Behavioral SMS for Students
The Income Gap and Behavioral SMS
20.2 million college students entered into college this fall. However, there is only about a 9% chance that students from poor families will leave college with a degree, a drastic difference from the 54% of children from high income families. Wealth inequality is a large issue for education because children from low income homes tend to be less prepared for school than high income students. However, researchers are looking to implement SMS alerts for providing periodic “nudges” to encourage students (and their parents) to stay on a successful academic path.
SMS for Literacy
In one study, researchers tested a SMS reminder method to help improve kindergarten readiness with low income students. Literacy is one of the biggest aspects of kindergarten readiness so, a literacy program was established for preschool children. Parents would receive text messages with activities to do with their children for developing their literacy skills. Parents who received these texts had children who were more likely to know the alphabet and the sound of the letters.
For children in middle and high schools, research is being done to implement SMS alerts to improve homework turn-in rates. Personalized text messages were sent to parents of middle school and high school students alerting them if their child’s homework was not turned in. Not only did the text messages notify the parents of the missing homework, it also listed the page numbers and specific problems that students were expected to complete. As a result, homework turn-in rates and test scores rose, and the communication between parents and students increased as well.

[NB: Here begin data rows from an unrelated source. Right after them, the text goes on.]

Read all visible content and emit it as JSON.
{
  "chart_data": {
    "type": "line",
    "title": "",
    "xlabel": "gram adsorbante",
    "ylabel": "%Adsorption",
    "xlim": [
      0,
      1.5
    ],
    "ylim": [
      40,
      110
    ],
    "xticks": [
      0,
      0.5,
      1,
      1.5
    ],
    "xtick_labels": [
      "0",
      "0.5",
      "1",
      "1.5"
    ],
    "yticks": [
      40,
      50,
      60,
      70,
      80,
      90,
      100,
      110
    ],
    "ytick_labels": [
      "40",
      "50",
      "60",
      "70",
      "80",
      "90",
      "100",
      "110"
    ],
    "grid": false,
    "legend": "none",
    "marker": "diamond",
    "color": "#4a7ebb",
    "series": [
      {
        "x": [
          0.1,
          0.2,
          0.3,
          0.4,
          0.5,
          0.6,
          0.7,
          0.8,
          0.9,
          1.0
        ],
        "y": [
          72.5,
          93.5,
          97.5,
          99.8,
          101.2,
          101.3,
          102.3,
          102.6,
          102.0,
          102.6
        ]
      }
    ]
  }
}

SMS Alerts Improve College Enrollment
The summer following high school graduation is a tricky time for students. Nearly 20% of students who were college bound don’t make it to college. For college aged students, a program was put in place to send personalized SMS reminders about important deadlines through an automated process. Students receiving the texts were 70% more likely to enroll in college compared to the 60% likely for college students who did not.
Overall, SMS proves that it can be a very effective tool in promoting educational success for students at all levels. In the gaps between student and parent, student and educational institution, or among the three, there are a plethora of things that can knock a student off course. By closing that gap, academic success can flourish. All it takes is thoughtful behavioral SMS implementation.